On Wed, 2004-06-30 at 21:41, Scott Marlowe wrote:
> On Wed, 2004-06-30 at 18:57, Christopher Cashell wrote:
> > Yesterday, while attempting to access a database, I received errors
> > saying that the database was innaccessible. After investigating a
> > little, I found the following in the PostgreSQL log files:
> >
> > 2004-06-30 08:30:19 [24119] LOG: checkpoint process (PID 28423) was
> > terminated by signal 11
>
> > Eventually I attempted to shut it down and restart it, however that
> > failed too.

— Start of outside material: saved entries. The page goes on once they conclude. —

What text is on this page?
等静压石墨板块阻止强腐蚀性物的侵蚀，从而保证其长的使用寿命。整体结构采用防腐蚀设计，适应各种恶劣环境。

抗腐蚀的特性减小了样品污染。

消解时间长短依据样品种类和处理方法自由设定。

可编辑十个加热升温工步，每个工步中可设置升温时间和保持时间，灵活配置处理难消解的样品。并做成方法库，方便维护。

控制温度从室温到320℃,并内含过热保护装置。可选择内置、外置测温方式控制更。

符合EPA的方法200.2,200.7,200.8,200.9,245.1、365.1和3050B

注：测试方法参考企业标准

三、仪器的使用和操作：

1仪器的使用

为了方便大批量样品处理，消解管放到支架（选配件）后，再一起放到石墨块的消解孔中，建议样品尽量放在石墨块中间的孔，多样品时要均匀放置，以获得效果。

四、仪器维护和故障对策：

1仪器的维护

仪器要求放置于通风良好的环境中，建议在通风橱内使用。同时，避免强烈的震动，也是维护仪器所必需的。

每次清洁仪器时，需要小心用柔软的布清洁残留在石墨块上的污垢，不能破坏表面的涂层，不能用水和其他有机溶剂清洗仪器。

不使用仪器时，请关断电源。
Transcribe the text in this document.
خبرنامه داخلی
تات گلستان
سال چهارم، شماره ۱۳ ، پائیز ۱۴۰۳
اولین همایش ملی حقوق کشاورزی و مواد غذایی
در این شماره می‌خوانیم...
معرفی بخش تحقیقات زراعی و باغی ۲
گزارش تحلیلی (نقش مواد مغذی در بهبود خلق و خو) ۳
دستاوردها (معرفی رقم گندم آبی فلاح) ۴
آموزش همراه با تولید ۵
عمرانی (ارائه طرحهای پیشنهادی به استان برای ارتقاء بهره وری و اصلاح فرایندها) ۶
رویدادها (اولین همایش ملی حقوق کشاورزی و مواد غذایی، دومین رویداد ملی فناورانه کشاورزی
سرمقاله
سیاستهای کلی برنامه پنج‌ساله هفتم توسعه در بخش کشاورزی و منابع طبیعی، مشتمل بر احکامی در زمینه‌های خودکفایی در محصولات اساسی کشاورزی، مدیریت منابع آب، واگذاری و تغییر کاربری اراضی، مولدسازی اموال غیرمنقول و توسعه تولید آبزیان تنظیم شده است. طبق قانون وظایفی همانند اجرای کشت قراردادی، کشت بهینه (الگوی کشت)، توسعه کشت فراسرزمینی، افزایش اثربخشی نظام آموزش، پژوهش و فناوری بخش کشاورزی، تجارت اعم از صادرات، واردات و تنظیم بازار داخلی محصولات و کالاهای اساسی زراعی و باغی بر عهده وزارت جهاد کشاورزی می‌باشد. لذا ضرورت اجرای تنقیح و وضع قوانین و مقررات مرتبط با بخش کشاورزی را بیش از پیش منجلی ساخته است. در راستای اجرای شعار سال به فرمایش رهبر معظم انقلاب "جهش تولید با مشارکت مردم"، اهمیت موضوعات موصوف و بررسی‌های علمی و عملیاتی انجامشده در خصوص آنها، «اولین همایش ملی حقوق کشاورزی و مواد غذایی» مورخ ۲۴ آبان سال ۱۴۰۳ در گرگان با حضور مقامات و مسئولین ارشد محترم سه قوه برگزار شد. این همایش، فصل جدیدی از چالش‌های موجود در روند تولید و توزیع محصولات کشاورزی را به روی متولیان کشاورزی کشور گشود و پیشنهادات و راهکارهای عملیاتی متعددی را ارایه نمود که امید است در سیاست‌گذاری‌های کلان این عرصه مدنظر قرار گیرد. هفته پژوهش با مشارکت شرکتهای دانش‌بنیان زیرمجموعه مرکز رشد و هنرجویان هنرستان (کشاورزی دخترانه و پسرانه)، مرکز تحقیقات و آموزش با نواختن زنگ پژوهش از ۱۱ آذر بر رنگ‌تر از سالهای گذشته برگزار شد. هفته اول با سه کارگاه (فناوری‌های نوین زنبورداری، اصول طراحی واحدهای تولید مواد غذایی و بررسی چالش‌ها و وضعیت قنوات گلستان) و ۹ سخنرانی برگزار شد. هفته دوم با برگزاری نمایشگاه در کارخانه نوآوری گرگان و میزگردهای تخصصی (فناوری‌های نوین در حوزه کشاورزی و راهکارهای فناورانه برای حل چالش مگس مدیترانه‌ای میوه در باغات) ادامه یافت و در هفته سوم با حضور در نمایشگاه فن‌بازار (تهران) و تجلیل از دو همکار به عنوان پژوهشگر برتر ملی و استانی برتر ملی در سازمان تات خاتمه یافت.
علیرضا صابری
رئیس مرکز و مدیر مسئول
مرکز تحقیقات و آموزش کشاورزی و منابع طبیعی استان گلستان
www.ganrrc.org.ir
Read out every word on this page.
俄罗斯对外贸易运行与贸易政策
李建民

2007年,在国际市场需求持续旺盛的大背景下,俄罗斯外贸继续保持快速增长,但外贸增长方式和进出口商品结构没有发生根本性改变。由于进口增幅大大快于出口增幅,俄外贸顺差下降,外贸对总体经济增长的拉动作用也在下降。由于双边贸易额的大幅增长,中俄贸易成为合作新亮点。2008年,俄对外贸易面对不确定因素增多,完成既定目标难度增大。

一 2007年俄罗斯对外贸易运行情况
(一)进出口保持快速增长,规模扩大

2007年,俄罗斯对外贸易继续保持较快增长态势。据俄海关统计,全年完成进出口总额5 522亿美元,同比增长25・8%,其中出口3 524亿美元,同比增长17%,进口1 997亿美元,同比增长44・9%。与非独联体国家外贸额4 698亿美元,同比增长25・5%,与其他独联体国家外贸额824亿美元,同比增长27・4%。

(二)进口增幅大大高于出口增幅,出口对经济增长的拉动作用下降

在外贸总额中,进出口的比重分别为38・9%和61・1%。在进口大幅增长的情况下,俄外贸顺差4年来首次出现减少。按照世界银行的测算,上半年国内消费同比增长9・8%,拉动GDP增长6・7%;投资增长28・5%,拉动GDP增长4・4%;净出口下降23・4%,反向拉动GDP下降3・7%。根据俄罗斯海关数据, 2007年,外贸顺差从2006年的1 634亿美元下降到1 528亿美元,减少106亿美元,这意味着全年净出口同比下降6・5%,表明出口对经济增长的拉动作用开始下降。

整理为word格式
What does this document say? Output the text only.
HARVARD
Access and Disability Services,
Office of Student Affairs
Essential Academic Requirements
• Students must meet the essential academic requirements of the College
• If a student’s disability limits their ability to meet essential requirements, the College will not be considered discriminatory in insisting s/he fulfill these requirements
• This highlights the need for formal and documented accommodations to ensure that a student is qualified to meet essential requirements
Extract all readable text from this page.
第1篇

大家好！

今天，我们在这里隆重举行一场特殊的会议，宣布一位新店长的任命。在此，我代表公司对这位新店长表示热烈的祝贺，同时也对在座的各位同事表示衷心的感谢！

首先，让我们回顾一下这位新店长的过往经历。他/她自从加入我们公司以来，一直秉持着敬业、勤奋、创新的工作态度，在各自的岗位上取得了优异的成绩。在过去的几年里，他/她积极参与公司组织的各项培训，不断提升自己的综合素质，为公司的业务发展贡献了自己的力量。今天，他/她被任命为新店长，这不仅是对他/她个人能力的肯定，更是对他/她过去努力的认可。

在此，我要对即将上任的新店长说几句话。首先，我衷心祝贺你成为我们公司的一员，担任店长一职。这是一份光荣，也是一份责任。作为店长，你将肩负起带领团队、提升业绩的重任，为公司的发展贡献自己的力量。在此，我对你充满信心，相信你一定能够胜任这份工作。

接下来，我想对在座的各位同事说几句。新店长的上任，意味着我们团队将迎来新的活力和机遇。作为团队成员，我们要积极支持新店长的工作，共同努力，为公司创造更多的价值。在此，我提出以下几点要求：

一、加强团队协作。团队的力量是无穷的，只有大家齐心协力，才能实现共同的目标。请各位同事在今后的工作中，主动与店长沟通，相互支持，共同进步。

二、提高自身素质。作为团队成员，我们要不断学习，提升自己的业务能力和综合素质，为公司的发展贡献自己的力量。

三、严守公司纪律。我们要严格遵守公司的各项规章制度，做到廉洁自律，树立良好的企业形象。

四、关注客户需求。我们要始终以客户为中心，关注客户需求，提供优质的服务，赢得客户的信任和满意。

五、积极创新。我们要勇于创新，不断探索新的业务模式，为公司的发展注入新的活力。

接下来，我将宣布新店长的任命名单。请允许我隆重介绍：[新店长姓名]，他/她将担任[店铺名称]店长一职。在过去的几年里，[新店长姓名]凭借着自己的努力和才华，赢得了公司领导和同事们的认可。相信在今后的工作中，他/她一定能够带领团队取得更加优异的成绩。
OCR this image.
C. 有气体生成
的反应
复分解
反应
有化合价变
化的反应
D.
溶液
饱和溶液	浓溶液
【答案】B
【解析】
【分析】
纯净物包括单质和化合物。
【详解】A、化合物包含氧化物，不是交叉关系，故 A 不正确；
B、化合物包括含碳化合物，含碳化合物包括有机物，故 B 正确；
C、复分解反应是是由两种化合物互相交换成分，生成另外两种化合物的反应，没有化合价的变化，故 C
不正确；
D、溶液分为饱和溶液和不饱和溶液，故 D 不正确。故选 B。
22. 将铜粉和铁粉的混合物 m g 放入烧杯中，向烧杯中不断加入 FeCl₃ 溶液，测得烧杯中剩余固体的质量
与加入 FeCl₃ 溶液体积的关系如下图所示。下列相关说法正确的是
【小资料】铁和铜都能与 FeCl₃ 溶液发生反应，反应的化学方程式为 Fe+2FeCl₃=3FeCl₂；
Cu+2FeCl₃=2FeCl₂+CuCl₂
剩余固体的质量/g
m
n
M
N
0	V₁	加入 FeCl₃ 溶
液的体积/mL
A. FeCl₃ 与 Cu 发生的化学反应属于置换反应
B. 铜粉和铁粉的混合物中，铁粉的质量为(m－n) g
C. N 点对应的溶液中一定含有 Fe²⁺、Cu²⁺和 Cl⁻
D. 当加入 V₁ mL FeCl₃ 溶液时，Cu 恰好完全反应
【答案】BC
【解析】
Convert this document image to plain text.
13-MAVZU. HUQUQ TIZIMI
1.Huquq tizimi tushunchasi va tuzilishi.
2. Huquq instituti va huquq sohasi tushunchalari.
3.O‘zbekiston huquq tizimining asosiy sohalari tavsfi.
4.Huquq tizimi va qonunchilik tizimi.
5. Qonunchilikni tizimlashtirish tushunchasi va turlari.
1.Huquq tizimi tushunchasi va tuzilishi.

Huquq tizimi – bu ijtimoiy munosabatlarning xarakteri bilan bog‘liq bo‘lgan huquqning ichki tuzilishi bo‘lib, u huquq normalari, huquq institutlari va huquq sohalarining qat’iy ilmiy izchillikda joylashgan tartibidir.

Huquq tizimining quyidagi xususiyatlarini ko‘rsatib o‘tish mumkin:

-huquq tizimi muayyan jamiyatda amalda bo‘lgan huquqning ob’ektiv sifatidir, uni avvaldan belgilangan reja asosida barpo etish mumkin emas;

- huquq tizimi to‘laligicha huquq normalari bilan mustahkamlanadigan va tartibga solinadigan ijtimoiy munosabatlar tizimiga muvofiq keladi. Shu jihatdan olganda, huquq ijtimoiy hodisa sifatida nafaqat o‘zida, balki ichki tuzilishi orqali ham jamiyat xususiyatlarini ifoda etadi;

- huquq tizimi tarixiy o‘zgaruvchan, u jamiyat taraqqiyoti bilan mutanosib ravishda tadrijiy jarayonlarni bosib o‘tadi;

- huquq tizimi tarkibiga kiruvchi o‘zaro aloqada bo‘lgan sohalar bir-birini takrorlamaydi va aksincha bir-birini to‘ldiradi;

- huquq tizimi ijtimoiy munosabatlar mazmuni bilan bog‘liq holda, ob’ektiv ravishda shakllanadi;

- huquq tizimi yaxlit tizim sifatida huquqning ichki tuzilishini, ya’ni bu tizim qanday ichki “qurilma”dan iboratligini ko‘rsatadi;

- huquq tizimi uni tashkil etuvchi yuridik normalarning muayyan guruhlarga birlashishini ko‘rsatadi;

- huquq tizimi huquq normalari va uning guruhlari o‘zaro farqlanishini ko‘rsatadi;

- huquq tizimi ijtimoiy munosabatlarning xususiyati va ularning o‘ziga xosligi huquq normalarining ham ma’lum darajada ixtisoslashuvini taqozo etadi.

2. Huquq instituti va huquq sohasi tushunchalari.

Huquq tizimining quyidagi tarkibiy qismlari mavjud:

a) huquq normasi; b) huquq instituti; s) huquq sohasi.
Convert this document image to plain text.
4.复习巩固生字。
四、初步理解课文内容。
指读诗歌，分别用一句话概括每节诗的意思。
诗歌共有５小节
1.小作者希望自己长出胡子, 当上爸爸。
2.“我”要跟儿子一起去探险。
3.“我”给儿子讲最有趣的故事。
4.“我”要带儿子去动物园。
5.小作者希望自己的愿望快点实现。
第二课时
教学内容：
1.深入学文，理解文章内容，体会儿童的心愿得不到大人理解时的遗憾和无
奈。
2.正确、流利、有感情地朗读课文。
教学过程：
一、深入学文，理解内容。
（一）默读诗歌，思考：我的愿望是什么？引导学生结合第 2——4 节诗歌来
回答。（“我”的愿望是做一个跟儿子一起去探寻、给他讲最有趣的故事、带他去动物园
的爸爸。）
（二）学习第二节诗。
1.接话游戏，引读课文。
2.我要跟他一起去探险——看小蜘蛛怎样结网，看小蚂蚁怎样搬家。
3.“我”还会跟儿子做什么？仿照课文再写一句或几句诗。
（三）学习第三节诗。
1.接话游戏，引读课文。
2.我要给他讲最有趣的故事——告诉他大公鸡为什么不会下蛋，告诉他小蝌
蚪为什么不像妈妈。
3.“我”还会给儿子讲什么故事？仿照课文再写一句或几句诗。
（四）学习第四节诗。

When I attempted to shut it down, I discovered a hung
> > 'startup subprocess' that can't be killed.
> >
> > nexus:~# ps aux | grep postgres
> > postgres 28424 0.0 1.5 16804 3044 pts/313 D 08:35 0:06 postgres:
> > startup subprocess
> > nexus:~# kill -9 28424
> > nexus:~# ps aux | grep postgres
> > postgres 28424 0.0 1.5 16804 3044 pts/313 D 08:35 0:06 postgres:
> > startup subprocess
> > nexus:~#
>
> The combination of a Sig 11 failure and a process stuck in a D state
> makes me lean towards thinking it's bad hardware (CPU or memory). Have
> you tested this machine?
Oh, and a possibly buggy kernel or kernel module somewhere as well.
Didn't mean to not say it, and have had problems with some kernels under
heavy parallel loads doing stupid things that look just like this.